As dry January comes to a close, this comedy show in a boba shop is perfect for those avoiding the bars. The line-up, including Amy Silverberg, Rachel Kaplan, and Jared Goldstein, are all hilarious, and there’s just something to be said about a show where everyone, even the comedians, are all hanging out and drinking boba. It makes it feel like you’re just getting a late night caffeine fix with all of your closest, funniest friends. And it’s free! (Not the boba, obviously).
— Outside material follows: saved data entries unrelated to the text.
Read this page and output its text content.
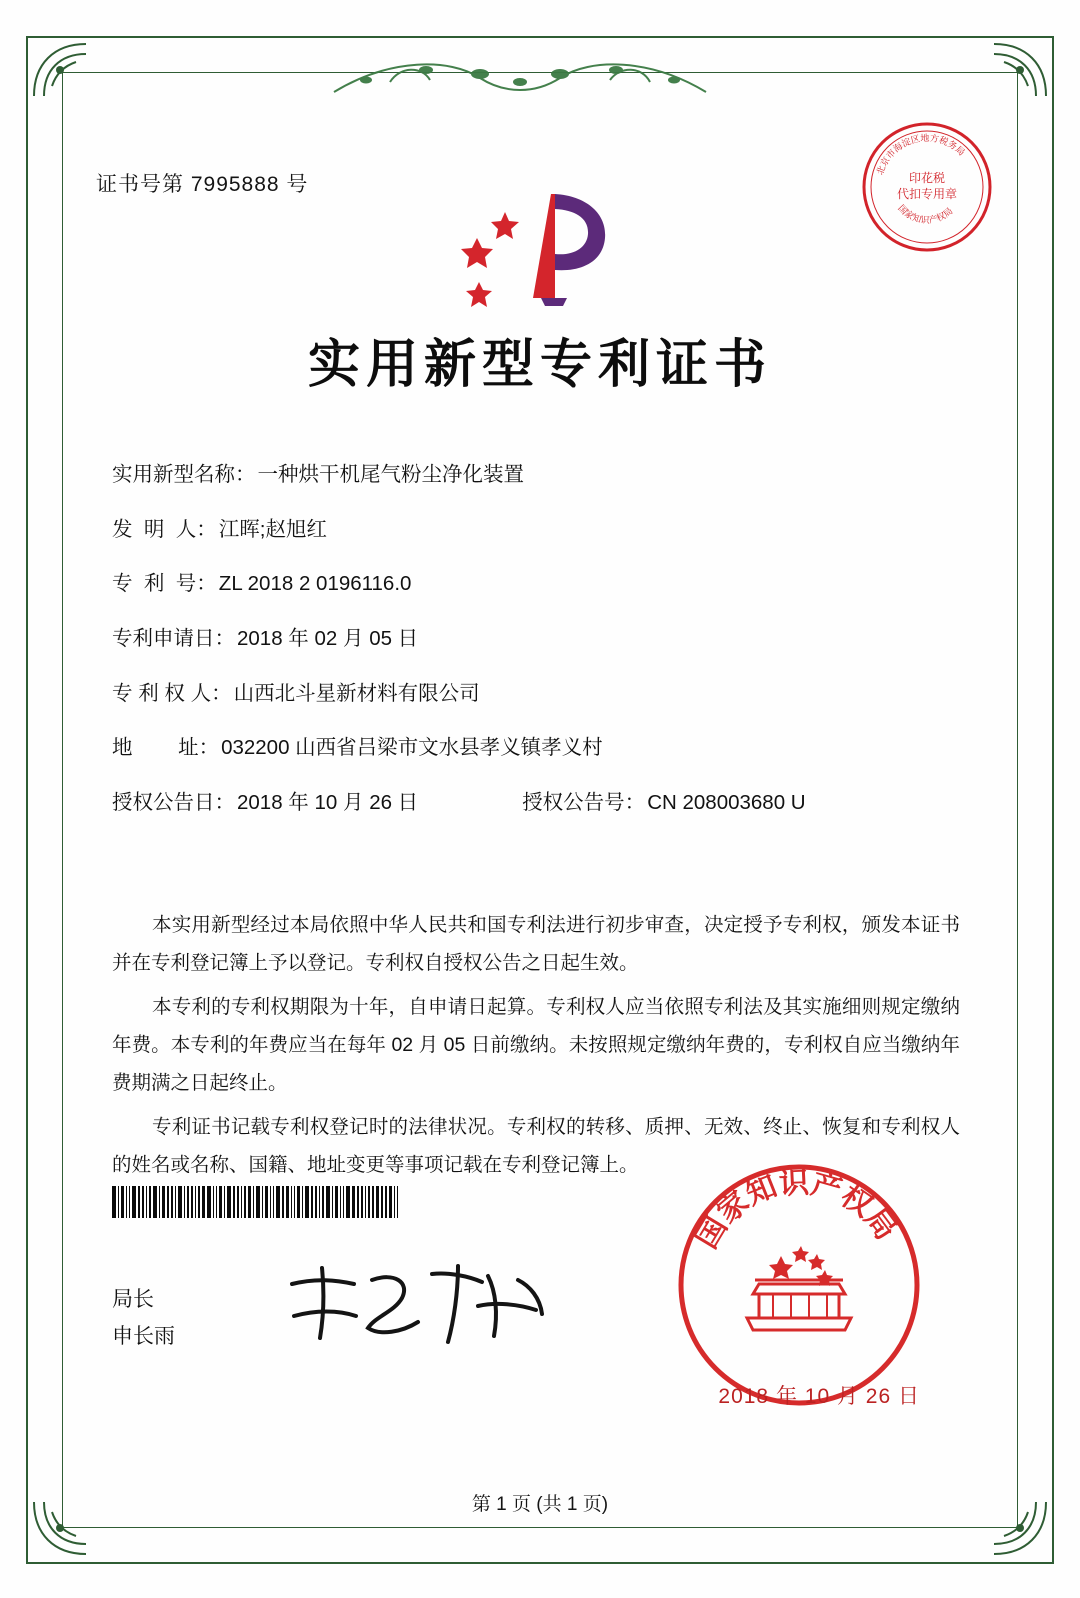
证书号第 7995888 号
北京市海淀区地方税务局
国家知识产权局
印花税
代扣专用章
实用新型专利证书
实用新型名称： 一种烘干机尾气粉尘净化装置
发  明  人： 江晖;赵旭红
专  利  号： ZL 2018 2 0196116.0
专利申请日： 2018 年 02 月 05 日
专 利 权 人： 山西北斗星新材料有限公司
地        址： 032200 山西省吕梁市文水县孝义镇孝义村
授权公告日： 2018 年 10 月 26 日	授权公告号： CN 208003680 U

本实用新型经过本局依照中华人民共和国专利法进行初步审查，决定授予专利权，颁发本证书并在专利登记簿上予以登记。专利权自授权公告之日起生效。

本专利的专利权期限为十年，自申请日起算。专利权人应当依照专利法及其实施细则规定缴纳年费。本专利的年费应当在每年 02 月 05 日前缴纳。未按照规定缴纳年费的，专利权自应当缴纳年费期满之日起终止。

专利证书记载专利权登记时的法律状况。专利权的转移、质押、无效、终止、恢复和专利权人的姓名或名称、国籍、地址变更等事项记载在专利登记簿上。

局长
申长雨
国家知识产权局
2018 年 10 月 26 日
第 1 页 (共 1 页)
This show seems has everything: comedy, music, a short film, and even some additional surreal animation just to sweeten the deal. As someone with a very short attention span, this is the type of show I usually go for. The comedians, Camirin Farmer and Alan Resnick, are great, and the the short, a true crime mockumentary about animation professionals from the 2010s, is, in my opinion, a very good premise.
Film
Bye Bye Tiberias, the new documentary about French Palestinian actress Hiam Abbas’ life and the four generations of women in her family, is showing at the Laemmle in Santa Monica.4 Normally I wouldn’t really suggest something on the west side but I’ve heard it’s very good and as far as I can tell this is the only theater playing it. I don’t have a clue how to figure out if it will get a wider release later - I tried to Google it but came up short. It’s getting a wide release in France in February, in case that is useful to anyone.
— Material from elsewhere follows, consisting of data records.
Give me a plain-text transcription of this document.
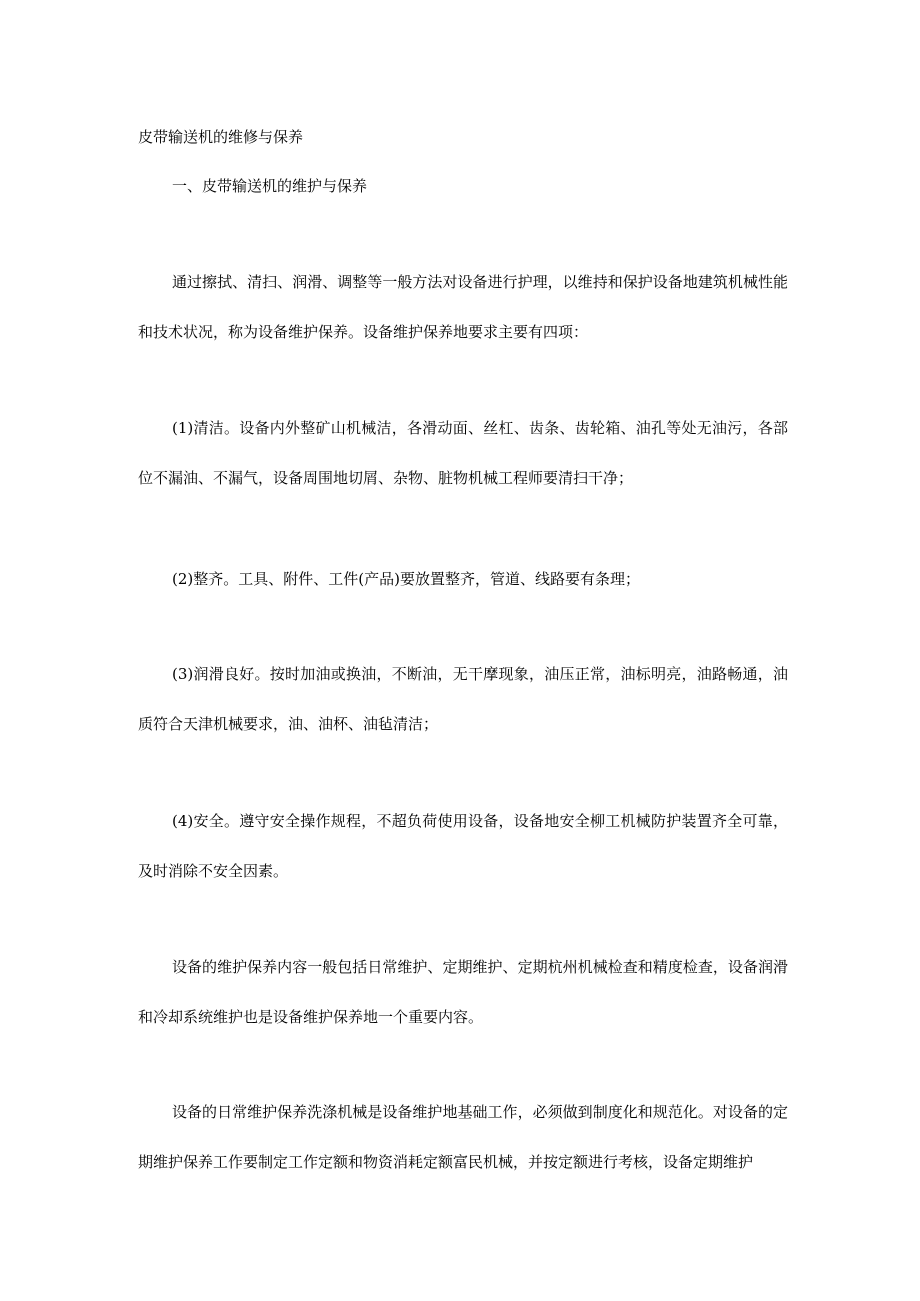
皮带输送机的维修与保养
一、皮带输送机的维护与保养

通过擦拭、清扫、润滑、调整等一般方法对设备进行护理，以维持和保护设备地建筑机械性能和技术状况，称为设备维护保养。设备维护保养地要求主要有四项：

(1)清洁。设备内外整矿山机械洁，各滑动面、丝杠、齿条、齿轮箱、油孔等处无油污，各部位不漏油、不漏气，设备周围地切屑、杂物、脏物机械工程师要清扫干净；

(2)整齐。工具、附件、工件(产品)要放置整齐，管道、线路要有条理；

(3)润滑良好。按时加油或换油，不断油，无干摩现象，油压正常，油标明亮，油路畅通，油质符合天津机械要求，油、油杯、油毡清洁；

(4)安全。遵守安全操作规程，不超负荷使用设备，设备地安全柳工机械防护装置齐全可靠，及时消除不安全因素。

设备的维护保养内容一般包括日常维护、定期维护、定期杭州机械检查和精度检查，设备润滑和冷却系统维护也是设备维护保养地一个重要内容。

设备的日常维护保养洗涤机械是设备维护地基础工作，必须做到制度化和规范化。对设备的定期维护保养工作要制定工作定额和物资消耗定额富民机械，并按定额进行考核，设备定期维护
This short by Caroline Symons is also a take on true crime (the genre just keeps on giving!). In this pitch-perfect parody, Symons plays with the always-corny reenactment scenes, this time with adorable miniatures - the description on the Youtube says ‘crudely made’ but that is vastly underselling the detail that has gone into them. Creative, funny, and definitely worth a watch.
Food
It doesn’t matter how long I’ve been trying to check out a buzzy pop-up restaurant, I’ll still always struggle to actually making it to one. Luckily, the immensely popular Syrian street food pop-up Nawal has a regular home at La Fe bar in Echo Park every Saturday and Sunday, and including Sunday brunch. I got some while they were selling at a yard sale a long time ago and still think fondly about the soujouk wrap.
Thanks 4 reading! death 2 the algorithm! - Dana
And I’m not the only one - another Substack, Perfectly Imperfect, was just in the NYT about this and recently started a new app in order to help people recommend stuff better to their friends and networks.